Update (September 12, 2019): The Alaska School Activities Association announced it reversed Breckynn Willis’ disqualification.

Willis won four competitions at a swim meet on Friday but was disqualified after referee Jill Blackstone cited a modesty clause. She accused the 17-year-old of altering her swimsuit show off her behind. Willis, who is biracial, is one of the few students of color on Dimond High School’s team.

CNN reports the Anchorage School District said the disqualification was "heavy-handed and unnecessary" and claimed Willis was "targeted based solely on how a standard, school-issued uniform happened to fit the shape of her body."

In the reversal, the ASAA cited a clause in the modesty rule that requires officials to notify a student’s coach if they believe the swimmer’s attire is inappropriate.

“All evidence gathered, including the statement provided by the official, indicated the official did not notify the coach prior to disqualifying the student,” the ASAA said in a statement. “Therefore ASAA has determined, the disqualification was the result of the misapplication of the rule and as a result is being overturned. All team and individual points shall be restored to both the individual swimmer and the Dimond High School Swim team.”

KTUU reports the Anchorage School District is working on decertifying Blackstone. District officials accused Blackstone of targeting Willis and her sister, who is also a swimmer.

Dimond High Swim Coach Scott O'Brien applauded the decision.

“The Dimond High Swimming and Diving Team would like to thank everyone for their support during this difficult situation,” the coach said in a statement. “We would like to thank the Anchorage School District for its efforts in getting the disqualification overturned. It is time for our student-athlete to get back to what she loves — swimming, being the team captain, and just being a high school senior. We ask everyone respect her privacy as well as the rest of the Dimond High Swimming and Diving Team. We appreciate your support.”

Original: A top-ranking female high school swimmer in Anchorage, Alaska, has become the center of attention, not for her prowess in the pool, but after officials disqualified her for “exposing too much of her buttocks,” The Washington Post reported.

During a swim meet on Friday night, Breckynn Willis victoriously beat out her competition in the 100-meter freestyle. However, as she exited the pool, she soon learned that she was disqualified due to her overexposed swimsuit.

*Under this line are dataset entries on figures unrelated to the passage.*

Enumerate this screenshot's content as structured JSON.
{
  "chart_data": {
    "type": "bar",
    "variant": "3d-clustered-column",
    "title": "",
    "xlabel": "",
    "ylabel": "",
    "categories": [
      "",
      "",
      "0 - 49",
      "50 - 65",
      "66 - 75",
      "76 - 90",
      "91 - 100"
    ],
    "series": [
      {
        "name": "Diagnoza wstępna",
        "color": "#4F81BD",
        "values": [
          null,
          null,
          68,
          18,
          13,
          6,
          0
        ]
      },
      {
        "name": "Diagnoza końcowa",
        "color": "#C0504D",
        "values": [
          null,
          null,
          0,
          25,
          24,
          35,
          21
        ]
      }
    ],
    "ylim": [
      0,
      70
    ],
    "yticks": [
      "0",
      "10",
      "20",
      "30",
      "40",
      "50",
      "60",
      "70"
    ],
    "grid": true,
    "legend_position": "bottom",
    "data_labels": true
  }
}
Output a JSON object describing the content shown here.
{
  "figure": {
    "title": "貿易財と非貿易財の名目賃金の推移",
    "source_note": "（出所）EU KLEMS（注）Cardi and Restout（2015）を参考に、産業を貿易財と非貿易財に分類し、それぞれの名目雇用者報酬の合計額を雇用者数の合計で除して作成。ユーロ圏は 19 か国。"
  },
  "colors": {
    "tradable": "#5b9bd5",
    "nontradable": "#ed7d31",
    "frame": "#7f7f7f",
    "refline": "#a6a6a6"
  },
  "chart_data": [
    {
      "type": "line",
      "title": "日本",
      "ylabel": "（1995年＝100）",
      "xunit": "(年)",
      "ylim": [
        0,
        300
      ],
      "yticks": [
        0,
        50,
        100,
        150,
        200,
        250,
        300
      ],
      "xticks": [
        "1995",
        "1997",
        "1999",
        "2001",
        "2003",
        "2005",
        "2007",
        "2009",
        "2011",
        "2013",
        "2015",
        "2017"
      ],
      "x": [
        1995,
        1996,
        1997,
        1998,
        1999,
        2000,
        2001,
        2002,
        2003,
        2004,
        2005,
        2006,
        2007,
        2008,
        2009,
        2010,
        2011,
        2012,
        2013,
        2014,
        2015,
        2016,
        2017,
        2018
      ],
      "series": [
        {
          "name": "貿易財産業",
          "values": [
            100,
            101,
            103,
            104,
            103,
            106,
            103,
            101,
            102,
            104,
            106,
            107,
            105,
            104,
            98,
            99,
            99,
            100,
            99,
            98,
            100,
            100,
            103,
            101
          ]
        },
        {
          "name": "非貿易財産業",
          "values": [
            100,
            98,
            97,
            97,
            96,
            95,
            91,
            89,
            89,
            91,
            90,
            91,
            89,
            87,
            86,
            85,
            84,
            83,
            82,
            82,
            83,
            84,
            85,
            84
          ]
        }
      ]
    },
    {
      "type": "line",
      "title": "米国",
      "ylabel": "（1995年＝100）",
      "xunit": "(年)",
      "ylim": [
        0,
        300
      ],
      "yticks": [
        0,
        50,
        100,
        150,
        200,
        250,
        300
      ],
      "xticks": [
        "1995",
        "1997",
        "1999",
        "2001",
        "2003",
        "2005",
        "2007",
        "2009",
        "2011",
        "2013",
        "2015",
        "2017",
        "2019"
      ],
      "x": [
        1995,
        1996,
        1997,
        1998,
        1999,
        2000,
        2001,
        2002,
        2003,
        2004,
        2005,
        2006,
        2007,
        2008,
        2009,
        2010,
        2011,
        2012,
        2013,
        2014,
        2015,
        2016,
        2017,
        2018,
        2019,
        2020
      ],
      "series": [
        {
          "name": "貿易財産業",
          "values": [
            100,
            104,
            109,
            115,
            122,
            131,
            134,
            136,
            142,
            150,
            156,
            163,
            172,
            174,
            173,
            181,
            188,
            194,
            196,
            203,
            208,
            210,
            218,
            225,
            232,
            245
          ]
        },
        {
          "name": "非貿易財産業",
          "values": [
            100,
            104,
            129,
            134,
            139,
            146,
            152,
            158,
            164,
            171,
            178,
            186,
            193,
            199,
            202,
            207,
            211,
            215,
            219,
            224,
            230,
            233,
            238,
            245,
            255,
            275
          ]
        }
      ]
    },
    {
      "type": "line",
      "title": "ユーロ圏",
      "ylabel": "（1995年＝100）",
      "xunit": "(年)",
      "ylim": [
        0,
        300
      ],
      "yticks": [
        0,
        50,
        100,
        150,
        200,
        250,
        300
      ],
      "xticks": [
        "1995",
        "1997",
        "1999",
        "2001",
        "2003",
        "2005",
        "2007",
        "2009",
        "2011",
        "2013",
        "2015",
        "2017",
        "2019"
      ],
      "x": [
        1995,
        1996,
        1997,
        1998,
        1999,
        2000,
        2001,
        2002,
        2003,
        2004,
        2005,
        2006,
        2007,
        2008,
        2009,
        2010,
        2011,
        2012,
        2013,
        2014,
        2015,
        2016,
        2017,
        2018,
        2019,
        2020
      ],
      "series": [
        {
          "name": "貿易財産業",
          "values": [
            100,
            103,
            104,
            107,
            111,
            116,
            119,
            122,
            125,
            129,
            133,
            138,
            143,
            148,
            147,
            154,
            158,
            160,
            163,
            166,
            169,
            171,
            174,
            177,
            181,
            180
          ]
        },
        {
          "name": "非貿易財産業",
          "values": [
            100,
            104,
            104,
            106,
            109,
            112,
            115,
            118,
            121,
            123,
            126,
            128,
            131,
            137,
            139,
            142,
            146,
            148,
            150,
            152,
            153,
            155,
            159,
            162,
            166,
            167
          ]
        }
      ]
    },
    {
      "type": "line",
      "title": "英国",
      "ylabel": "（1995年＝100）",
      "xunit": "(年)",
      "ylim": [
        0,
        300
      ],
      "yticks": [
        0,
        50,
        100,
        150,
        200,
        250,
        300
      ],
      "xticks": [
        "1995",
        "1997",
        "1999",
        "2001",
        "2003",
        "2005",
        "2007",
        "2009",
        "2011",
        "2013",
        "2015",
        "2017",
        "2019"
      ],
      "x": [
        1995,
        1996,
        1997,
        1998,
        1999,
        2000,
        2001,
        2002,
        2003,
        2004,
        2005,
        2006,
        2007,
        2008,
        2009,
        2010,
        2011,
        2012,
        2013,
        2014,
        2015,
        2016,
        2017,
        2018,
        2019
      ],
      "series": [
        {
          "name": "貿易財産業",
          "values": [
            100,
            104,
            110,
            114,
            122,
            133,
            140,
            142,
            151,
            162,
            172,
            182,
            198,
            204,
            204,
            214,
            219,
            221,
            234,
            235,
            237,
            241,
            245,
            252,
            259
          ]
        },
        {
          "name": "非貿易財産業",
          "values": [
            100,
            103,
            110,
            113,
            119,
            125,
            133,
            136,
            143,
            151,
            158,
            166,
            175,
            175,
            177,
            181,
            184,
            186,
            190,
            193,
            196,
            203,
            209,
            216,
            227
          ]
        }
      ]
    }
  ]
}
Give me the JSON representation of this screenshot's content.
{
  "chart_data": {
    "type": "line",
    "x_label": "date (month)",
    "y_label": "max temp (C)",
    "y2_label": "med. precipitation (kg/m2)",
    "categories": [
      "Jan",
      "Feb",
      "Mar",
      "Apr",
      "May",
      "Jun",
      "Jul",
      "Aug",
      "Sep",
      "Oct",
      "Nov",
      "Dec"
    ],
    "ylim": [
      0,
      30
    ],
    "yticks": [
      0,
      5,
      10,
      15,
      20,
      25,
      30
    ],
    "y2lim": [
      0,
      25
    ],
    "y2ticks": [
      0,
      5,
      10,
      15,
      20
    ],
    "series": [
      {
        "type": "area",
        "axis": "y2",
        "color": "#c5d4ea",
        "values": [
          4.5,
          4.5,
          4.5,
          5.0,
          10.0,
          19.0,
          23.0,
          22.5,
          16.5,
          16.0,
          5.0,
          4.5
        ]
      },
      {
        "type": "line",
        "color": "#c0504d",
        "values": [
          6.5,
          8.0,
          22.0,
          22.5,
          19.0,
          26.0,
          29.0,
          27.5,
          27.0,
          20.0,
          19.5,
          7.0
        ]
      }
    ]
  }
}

Many from the swimming community are rallying behind Willis — one of the few nonwhite athletes on the school’s sports team — and stating that the referee’s call to police her body may be rooted in racism, along with sexism.

“All of these girls are all wearing suits that are cut the same way,” Lauren Langford, a swimming coach at another Anchorage-area high school said. “And the only girl who gets disqualified is a mixed-race girl with rounder, curvier features.”

Langford added that the 17-year-old swimmer was “heartbroken” upon hearing the disqualification notice and learning that people believe she purposefully hiked up her swimsuit. 

“The fact that she’s been told she’s intentionally trying to draw this sexual attention has really crushed her,” the coach said.

Meagan Kowatch, Willis’ mother, told KTUU she wants to see the decision overturned and for the referee in question to be kept away from her daughter's races in the future. 

According to the Washington Post, the swim team was assigned identical swimwear; yet, the teenager was the only one to receive a uniform citation from officials. 

Langford said that this isn’t the first time the young girl has been the source of attention throughout the swimming community. In 2018 during a meet, a parent took a photo of the girl’s butt and shared it with other parents, showing that she and other girls were wearing inappropriate swimsuits. District officials did not reprimand the parent, but the assistant principal said his behavior was impermissible and should stop immediately. 

Officials and other coaches said the teen intentionally hiked up her swimsuit to make it more revealing.

Langford said “We have a term for it — it’s called a suit wedgie, and wedgies happen. It’s uncomfortable. No one’s going to walk around that way intentionally.” 

The Anchorage School District announced on Monday they are reviewing the teen’s disqualification, recognizing that the decision is rooted in a difference of opinion. 

“We owe it to our student athletes to provide a fair and consistent atmosphere in which they can train and compete to their fullest potential.  ASD will not tolerate actions by its coaches, students, staff, or community members that discriminate, target, or otherwise create an unsafe or inequitable environment for its student athletes."